I knew this about my company a few moments after signing the papers to merge it with Symantec in 1987. Immediately the mood changed. I was given an order. I gulped. It's so strange. Why is he giving me an order? Oh that's right, I work for him now. Oy. This will strike Evan at some point, and I hope he blogs about it. He would make history in doing so.

Why weblogs are cool 

Imagine a News.Com or NY Times article about the deal we're talking about.

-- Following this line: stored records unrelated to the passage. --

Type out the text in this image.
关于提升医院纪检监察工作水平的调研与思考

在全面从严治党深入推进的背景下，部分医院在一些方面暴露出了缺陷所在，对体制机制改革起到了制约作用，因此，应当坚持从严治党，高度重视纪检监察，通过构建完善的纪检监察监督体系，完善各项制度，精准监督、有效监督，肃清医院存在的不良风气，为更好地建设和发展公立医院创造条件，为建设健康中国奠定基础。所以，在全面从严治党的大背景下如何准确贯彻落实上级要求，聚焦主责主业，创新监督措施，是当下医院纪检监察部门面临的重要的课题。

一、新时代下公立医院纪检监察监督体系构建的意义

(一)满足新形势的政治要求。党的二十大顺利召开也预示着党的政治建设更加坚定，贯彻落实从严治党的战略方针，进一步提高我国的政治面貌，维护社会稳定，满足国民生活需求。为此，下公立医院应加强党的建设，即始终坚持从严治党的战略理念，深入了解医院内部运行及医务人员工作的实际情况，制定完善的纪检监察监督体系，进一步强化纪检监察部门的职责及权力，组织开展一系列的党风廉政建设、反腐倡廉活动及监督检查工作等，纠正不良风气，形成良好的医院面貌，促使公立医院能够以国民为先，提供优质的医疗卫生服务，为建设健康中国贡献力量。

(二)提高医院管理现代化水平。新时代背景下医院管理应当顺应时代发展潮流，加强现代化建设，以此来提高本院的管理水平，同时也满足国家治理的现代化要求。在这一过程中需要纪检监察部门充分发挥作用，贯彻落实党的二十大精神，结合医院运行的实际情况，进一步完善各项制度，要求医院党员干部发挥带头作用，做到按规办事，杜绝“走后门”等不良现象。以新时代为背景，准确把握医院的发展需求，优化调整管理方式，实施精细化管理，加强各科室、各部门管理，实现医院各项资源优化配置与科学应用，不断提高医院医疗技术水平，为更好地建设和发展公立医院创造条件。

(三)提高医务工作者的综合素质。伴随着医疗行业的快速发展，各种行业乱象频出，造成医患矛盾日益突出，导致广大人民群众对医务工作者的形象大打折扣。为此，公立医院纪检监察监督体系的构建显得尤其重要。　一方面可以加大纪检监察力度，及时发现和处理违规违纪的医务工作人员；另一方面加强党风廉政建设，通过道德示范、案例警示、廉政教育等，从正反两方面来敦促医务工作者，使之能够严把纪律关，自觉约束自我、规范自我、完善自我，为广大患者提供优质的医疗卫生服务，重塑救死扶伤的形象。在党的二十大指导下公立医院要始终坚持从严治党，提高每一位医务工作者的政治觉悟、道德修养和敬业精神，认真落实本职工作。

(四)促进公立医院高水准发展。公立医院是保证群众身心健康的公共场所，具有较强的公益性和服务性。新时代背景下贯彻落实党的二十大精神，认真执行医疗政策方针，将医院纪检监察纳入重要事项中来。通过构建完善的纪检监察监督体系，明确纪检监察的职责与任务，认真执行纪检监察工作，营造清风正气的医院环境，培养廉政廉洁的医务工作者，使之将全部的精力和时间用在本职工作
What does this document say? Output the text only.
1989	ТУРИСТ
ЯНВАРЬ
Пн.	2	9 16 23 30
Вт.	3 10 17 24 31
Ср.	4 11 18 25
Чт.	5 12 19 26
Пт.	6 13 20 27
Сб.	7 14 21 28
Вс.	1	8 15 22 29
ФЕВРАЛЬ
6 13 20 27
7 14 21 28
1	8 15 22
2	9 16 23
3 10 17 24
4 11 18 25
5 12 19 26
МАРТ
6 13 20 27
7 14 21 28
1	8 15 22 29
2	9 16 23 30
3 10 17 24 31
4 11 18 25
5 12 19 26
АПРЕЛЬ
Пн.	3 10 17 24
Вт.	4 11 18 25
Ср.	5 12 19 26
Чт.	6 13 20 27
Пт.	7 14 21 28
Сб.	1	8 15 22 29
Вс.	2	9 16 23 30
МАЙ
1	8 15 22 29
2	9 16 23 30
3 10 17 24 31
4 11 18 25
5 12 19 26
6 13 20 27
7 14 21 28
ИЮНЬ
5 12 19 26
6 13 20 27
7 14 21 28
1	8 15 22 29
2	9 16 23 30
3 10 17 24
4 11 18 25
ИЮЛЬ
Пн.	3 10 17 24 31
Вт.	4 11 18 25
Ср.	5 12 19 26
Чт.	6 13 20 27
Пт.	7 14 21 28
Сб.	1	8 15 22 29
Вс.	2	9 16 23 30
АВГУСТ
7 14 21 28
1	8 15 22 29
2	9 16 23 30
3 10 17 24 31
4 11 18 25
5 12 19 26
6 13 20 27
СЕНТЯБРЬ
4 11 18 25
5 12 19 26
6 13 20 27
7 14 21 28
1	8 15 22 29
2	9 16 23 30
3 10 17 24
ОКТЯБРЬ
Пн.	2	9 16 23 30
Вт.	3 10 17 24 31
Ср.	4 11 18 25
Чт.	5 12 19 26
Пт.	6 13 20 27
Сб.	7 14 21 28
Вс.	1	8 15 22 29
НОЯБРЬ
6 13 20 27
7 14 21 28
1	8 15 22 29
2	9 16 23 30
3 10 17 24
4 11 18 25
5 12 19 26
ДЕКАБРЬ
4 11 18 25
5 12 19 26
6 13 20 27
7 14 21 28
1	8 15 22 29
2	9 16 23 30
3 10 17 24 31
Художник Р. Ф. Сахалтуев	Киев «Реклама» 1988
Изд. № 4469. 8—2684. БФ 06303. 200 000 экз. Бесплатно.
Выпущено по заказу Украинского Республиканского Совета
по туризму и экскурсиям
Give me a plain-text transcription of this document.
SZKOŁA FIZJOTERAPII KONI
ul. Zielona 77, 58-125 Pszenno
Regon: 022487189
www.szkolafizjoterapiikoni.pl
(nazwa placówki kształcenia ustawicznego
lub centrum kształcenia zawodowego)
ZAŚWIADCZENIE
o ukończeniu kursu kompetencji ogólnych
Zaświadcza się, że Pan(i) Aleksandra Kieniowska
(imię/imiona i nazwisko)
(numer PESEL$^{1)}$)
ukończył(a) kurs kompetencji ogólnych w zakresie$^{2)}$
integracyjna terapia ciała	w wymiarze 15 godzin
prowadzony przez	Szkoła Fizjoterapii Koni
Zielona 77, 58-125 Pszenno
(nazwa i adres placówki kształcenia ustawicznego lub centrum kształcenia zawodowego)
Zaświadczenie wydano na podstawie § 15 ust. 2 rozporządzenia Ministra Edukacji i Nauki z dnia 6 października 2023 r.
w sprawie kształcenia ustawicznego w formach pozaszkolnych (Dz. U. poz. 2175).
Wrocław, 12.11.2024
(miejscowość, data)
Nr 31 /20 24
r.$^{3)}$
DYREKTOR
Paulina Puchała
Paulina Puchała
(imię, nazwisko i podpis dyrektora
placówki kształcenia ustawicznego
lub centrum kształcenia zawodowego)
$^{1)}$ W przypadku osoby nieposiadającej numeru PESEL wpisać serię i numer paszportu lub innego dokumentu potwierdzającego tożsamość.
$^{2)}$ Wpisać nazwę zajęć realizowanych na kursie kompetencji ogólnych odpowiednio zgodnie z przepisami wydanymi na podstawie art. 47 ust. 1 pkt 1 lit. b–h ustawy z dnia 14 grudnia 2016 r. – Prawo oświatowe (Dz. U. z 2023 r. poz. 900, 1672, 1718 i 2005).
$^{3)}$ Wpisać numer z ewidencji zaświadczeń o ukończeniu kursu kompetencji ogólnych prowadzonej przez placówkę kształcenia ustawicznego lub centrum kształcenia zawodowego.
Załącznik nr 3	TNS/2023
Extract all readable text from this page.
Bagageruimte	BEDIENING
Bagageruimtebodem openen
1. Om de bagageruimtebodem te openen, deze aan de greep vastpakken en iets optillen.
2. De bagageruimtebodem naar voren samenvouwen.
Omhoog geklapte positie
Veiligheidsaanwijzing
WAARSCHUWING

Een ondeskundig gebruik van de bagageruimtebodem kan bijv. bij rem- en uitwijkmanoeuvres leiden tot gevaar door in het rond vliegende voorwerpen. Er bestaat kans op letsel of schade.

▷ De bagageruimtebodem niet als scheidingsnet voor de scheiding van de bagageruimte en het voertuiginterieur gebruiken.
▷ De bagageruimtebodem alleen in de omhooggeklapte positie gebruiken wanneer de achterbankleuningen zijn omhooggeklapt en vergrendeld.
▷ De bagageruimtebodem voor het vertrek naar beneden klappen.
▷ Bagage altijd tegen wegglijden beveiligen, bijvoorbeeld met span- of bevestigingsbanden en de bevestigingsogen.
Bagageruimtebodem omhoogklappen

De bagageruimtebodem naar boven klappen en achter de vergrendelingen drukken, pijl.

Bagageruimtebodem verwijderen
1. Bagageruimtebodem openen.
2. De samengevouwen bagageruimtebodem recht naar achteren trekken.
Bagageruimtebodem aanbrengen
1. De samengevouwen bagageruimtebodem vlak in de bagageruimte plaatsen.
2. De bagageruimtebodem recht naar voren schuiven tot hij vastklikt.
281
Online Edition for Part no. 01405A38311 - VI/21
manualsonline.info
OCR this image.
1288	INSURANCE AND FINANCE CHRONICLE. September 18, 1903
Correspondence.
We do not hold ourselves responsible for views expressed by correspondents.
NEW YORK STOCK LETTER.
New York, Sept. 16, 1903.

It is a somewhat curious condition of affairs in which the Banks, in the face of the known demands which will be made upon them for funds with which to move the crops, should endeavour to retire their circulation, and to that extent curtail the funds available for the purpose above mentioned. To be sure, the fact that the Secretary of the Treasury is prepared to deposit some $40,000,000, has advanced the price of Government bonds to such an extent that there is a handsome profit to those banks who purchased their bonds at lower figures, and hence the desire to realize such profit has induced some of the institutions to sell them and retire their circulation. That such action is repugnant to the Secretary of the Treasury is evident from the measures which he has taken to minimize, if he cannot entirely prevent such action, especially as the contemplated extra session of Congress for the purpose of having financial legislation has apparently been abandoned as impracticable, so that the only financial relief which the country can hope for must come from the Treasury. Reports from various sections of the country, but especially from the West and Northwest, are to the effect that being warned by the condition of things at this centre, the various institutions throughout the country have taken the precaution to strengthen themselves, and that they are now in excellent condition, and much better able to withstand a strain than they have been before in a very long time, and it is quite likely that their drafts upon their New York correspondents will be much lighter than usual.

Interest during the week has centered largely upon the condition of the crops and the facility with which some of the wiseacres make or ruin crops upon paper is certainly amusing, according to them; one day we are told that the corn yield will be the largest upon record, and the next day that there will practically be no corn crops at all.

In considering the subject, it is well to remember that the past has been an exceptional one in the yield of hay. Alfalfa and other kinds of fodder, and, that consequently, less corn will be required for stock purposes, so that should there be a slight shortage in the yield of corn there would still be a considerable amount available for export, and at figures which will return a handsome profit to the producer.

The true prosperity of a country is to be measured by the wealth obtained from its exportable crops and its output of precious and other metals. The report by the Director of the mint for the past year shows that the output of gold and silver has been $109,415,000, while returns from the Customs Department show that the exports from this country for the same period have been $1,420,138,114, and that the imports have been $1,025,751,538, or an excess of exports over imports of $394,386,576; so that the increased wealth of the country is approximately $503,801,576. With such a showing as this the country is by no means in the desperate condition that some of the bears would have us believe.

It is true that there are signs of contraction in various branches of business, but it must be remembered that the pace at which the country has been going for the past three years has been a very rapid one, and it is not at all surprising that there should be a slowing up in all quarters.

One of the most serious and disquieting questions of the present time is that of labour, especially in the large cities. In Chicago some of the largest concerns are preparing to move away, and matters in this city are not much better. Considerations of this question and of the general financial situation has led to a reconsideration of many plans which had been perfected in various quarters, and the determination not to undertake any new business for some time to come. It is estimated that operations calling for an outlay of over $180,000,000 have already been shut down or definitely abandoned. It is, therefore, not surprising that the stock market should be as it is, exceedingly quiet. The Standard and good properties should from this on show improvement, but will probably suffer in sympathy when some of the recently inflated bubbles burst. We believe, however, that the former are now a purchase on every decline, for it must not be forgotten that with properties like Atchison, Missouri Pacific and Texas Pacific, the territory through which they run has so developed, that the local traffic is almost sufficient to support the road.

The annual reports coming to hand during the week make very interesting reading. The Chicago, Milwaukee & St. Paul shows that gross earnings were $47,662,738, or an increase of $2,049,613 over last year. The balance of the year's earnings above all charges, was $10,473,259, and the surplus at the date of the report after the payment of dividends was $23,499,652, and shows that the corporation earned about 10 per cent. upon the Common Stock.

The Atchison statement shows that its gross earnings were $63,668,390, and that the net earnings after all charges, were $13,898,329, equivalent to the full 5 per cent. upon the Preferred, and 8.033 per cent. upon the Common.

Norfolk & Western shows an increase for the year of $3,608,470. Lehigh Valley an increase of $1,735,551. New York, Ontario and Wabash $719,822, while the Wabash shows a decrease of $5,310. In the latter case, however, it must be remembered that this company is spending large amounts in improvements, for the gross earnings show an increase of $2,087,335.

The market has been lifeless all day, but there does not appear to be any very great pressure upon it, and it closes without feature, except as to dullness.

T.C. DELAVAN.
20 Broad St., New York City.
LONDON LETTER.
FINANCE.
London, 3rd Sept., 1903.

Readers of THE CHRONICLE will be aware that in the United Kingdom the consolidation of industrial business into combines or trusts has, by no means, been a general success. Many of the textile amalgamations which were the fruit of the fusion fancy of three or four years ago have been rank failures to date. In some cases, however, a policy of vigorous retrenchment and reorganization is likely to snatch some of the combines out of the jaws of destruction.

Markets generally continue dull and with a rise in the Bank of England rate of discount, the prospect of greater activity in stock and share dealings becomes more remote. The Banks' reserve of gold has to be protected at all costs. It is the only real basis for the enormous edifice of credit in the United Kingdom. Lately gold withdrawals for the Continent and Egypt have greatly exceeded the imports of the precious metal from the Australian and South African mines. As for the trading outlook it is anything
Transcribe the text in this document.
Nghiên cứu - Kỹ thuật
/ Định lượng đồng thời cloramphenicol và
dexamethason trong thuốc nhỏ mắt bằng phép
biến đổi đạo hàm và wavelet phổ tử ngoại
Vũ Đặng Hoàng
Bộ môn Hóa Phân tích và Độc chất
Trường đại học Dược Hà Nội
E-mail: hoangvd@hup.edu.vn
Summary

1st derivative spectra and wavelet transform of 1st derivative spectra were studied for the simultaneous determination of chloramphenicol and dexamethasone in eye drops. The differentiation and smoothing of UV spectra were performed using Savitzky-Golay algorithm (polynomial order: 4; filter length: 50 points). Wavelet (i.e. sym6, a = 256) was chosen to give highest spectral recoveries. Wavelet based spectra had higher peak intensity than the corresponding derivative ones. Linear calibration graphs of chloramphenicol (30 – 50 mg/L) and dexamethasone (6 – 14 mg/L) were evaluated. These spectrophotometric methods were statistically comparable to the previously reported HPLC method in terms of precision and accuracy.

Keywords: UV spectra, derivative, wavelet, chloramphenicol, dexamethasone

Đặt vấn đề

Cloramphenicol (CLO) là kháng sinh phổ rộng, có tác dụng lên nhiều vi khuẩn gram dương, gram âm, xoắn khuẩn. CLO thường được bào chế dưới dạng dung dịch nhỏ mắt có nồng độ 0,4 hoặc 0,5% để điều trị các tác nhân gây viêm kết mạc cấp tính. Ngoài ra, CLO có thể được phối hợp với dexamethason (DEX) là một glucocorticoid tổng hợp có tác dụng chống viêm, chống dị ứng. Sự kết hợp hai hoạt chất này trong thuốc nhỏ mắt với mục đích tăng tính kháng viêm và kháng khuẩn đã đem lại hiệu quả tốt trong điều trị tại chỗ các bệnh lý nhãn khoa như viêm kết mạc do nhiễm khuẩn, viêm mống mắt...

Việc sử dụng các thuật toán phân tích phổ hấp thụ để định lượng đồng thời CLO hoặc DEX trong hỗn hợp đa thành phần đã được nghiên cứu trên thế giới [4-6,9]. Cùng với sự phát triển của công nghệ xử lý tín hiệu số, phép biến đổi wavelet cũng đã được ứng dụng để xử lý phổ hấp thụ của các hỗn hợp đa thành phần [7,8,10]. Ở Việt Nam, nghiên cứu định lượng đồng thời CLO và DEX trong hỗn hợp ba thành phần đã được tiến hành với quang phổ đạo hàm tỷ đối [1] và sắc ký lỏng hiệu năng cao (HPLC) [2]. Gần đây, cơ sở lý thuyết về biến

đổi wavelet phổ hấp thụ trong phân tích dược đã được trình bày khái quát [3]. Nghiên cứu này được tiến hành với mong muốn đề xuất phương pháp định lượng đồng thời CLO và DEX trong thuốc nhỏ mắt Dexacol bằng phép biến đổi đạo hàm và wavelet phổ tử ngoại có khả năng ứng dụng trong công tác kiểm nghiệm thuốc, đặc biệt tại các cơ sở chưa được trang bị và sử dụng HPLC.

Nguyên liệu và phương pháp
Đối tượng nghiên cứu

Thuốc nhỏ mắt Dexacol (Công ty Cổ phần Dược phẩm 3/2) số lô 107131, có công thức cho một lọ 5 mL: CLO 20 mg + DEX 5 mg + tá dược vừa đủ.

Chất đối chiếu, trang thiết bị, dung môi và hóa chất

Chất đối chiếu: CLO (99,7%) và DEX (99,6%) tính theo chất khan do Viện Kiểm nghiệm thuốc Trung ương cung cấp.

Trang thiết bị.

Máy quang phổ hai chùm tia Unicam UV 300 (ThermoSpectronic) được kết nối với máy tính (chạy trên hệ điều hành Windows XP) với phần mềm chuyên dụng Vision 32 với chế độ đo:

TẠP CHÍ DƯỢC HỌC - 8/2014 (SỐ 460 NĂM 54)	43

I might be able to get a sound bite in there, but that would be it. There would likely be a transcription error, so maybe I'd be quoted saying something I don't agree with, and it would also likely not be my best quote. But most important, people reading the article would not likely find out what I really think. And if new information was revealed over time, or for some reason my perspective shifted, that would not be part of the article because they only do one article about any given news event.

Because I have a weblog, I can write about it at length, several times. I can write until I'm finished. If you don't care, that's cool too, you can hit the Back button. But I get to say what I want, and I can get it right, and if I don't there's a fresh empty page tomorrow that I'm going to fill, Murphy-willing of course.


Last update: Tuesday, February 25, 2003 at 8:48 PM Eastern.